The range of learning and thinking was vast at Gan Dafna; it was difficult to believe the participants were merely teenagers. The library ran from St. Thomas Aquinas to Freud. No book was barred, no subject seemed too broad. The children possessed a political awareness beyond their years.
The primary principle the staff and faculty was able to inculcate upon these children was that their lives had a purpose.
Gan Dafna had an international staff, with teachers from twenty-two countries ranging from Iranians to the rugged kibbutz-bred sabras. Kitty was the only gentile as well as the only American and this proved to be a paradox. She was looked upon with both reserve and affection. Her early fears of hostility proved unfounded. There was an air of intellectualism which seemed to make Gan Dafna more like a university than an orphanage. Kitty was welcomed as a part of a team whose prime concern was the welfare of the children. She became very friendly with many of the staff and was completely at ease in their company The problem of
the Jewishness of the village also proved smaller than she had expected. Judaism at Gan Dafna was founded upon a fierce kind of nationalism rather than upon any religious basis. There was no formal religious training or even a synagogue.
They managed to keep tension and fear out of Gan Dafna despite reports of growing violence all over Palestine. The village was physically isolated enough to form some shelter from the realities of the bloodshed.
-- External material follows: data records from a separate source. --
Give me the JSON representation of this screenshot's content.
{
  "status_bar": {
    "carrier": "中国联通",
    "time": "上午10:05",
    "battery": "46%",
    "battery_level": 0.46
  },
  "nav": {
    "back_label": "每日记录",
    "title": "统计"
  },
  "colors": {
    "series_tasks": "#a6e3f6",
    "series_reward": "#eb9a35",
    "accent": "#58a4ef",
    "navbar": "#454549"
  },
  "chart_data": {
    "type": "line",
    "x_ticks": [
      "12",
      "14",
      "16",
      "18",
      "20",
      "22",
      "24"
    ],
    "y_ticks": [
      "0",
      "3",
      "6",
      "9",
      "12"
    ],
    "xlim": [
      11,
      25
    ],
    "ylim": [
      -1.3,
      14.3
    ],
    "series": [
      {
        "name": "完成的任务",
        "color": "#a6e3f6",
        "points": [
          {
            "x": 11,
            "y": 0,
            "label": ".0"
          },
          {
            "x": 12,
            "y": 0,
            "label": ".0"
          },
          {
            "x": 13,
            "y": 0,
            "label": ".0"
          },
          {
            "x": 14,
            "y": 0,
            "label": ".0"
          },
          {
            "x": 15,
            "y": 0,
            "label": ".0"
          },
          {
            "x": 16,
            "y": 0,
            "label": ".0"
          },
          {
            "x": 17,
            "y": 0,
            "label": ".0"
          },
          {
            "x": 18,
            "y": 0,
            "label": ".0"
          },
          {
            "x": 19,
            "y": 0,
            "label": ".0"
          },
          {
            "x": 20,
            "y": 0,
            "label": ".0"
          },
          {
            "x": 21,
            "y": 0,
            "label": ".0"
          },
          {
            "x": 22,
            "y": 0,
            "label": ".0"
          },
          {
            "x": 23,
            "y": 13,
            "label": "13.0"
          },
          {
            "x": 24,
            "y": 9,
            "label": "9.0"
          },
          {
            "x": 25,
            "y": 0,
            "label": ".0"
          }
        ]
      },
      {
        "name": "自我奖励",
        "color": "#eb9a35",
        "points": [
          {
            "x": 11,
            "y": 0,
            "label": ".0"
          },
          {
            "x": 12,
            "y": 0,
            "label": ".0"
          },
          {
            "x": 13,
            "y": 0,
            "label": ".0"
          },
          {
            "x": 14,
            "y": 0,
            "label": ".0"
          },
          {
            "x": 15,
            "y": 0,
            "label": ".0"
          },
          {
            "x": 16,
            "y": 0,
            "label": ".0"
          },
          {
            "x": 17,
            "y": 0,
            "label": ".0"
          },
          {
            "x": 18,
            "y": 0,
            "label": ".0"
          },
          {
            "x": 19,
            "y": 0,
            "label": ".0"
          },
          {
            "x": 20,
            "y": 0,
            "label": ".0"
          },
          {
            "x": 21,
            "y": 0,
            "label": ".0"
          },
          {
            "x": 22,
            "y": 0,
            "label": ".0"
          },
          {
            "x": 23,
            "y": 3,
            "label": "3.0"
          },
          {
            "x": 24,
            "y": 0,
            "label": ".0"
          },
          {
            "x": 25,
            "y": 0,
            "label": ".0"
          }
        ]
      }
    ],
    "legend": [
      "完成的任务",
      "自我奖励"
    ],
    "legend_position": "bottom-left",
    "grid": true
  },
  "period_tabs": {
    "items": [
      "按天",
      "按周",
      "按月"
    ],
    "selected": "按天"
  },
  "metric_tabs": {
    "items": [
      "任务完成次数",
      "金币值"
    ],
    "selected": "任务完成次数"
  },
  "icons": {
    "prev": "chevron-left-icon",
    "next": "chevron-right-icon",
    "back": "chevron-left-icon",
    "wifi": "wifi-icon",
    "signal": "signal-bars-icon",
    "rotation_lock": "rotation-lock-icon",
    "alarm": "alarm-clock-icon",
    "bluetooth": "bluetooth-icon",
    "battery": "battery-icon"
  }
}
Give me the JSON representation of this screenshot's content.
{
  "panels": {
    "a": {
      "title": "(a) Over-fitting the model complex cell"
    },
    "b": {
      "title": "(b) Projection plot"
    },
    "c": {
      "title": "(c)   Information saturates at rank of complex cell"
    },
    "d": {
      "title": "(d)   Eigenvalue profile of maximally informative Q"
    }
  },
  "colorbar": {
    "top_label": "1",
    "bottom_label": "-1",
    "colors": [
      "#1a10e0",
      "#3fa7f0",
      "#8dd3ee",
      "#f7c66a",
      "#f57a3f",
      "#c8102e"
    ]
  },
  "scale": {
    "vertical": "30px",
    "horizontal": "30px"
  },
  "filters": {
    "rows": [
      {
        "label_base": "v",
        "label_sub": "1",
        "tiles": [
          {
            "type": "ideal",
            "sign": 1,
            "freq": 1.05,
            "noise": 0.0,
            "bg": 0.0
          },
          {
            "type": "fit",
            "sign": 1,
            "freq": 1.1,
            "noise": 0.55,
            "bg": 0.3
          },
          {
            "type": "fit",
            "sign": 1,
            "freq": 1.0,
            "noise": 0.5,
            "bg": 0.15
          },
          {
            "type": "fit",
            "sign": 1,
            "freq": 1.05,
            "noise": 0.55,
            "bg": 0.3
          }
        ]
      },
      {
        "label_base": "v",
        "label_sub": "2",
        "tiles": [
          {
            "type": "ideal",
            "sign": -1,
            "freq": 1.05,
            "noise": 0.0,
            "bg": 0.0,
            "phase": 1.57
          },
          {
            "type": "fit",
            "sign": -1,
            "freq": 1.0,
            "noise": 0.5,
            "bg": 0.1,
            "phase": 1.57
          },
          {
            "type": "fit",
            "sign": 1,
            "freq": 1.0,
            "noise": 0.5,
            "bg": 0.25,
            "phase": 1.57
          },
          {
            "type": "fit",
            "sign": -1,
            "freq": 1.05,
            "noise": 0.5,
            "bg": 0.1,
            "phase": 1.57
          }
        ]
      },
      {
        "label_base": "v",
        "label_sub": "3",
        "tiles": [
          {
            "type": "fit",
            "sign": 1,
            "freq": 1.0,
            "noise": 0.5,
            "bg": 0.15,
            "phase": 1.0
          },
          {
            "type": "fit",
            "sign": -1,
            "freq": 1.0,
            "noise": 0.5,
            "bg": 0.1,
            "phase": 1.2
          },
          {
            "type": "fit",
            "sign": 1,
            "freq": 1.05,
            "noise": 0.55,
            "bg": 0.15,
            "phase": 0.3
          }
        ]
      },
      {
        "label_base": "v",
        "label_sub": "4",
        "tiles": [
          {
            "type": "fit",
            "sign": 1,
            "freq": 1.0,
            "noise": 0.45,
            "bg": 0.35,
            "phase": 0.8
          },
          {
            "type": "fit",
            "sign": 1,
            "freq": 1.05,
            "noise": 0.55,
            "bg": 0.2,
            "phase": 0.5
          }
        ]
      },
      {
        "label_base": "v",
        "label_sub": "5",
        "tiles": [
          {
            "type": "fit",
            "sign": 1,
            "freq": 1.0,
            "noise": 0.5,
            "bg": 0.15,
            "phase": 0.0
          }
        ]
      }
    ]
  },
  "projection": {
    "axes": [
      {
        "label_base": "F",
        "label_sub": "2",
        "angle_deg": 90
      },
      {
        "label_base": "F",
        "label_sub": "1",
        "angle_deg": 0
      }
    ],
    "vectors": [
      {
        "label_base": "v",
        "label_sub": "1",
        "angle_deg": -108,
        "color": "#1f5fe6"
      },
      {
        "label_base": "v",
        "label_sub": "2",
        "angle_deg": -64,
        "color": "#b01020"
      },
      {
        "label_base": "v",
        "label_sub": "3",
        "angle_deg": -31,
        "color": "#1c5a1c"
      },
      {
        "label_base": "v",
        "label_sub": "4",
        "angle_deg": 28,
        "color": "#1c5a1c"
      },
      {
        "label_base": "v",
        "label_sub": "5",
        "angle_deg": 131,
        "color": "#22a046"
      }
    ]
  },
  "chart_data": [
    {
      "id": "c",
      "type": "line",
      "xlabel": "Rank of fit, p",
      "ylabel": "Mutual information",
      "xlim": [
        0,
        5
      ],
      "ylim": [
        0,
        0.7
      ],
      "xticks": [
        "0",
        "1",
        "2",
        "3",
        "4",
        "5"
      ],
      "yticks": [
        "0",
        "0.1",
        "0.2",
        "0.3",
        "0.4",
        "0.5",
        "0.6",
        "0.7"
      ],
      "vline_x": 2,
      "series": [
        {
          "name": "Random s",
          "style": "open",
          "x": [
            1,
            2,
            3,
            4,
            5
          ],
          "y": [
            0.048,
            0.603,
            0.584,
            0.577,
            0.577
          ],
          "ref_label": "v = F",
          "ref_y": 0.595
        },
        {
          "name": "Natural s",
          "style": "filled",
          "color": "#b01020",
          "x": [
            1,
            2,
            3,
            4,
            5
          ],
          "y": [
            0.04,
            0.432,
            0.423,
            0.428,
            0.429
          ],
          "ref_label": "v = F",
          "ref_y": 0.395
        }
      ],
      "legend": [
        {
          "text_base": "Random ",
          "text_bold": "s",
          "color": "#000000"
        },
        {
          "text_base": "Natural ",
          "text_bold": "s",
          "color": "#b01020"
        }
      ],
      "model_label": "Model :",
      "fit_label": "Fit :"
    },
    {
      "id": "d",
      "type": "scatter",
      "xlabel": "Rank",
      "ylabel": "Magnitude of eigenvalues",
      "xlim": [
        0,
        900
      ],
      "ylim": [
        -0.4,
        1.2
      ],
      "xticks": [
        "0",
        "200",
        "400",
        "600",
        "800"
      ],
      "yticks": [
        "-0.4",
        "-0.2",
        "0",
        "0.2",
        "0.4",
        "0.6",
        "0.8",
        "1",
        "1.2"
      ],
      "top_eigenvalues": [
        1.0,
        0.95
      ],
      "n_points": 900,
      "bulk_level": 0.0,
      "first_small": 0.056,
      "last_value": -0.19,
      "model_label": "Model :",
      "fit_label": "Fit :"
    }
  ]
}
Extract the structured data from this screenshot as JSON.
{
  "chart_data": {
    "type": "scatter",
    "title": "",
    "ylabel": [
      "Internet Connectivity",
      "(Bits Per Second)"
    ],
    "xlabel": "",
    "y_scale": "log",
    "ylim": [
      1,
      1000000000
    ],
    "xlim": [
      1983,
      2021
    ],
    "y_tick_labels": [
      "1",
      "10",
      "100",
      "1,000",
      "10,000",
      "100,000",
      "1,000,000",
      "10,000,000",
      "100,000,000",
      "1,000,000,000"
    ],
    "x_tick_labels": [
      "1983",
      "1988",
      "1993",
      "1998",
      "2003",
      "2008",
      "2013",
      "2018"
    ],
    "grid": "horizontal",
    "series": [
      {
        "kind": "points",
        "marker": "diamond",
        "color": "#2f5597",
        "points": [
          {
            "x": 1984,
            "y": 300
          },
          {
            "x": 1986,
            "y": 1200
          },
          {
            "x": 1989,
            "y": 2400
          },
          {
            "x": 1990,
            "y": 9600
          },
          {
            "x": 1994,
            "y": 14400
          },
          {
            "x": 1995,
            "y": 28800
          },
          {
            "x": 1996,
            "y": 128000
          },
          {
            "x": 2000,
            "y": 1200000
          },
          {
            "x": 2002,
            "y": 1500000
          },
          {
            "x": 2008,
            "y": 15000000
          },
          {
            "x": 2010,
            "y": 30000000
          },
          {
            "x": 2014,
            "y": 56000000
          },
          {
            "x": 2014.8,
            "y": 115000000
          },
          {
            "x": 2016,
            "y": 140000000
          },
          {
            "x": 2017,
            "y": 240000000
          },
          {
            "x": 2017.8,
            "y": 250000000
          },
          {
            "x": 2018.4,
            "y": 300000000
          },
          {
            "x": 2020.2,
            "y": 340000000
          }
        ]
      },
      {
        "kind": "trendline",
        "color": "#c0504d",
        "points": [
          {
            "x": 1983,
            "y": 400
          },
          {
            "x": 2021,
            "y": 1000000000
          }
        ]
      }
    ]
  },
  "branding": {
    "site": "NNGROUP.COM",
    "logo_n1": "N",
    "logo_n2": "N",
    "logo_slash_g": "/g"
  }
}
Yet, it was not completely free of the signs of danger. The border was above them. Fort Esther was always in sight. Trenches, shelters, arms, and military training were in evidence.
The medical department building was in the administration area on the edge of the center green. The building had a clinic and a well-equipped twenty-bed hospital and operating room. The doctor was shared with the Yad El moshav and came daily. There was a dentist and four trainee nurses under Kitty and a full-time psychiatrist.
Kitty ran her clinic and hospital with machinelike efficiency after completely overhauling the system. She put sick calls and hospital rounds and the dispensation of treatment on a rigid schedule. She demanded and received a respect for her position that created a ripple of talk in the village. She kept a discreet professional distance from her assistants and she refused to operate her section with the informality of the rest of the village. She discouraged the familiarity which most of the teachers encouraged. This was all strange to Gan Dafna. There was a reluctant admiration of her, for the medical section was the most efficient department the village had. In their desire to foster freedom the Jews often leaned too far back from the discipline that Kitty Fremont knew. She was not disliked for the way she ran her department. When Kitty took off her uniform she was the most sought-after companion in Gan Dafna.
If she was firm in running her section, she was the opposite when it came to “her” children. The fifty Exodus youngsters at Gan Dafna continued to keep their identification and Kitty Fremont was always to be identified with them. She was “Mother of the Exodus.” It seemed a natural step that she become personally involved in the cases of some of the more disturbed children from the Exodus. She volunteered to work with the psychiatrist in psychotherapy. With the disturbed children Kitty completely dropped her coldness and gave to them all the warmth she was capable of giving. Gan Dafna and Palestine had tremendous curative powers but the horrors of the past still brought on the nightmares, the insecurity, and the hostility that required patience and skill and love.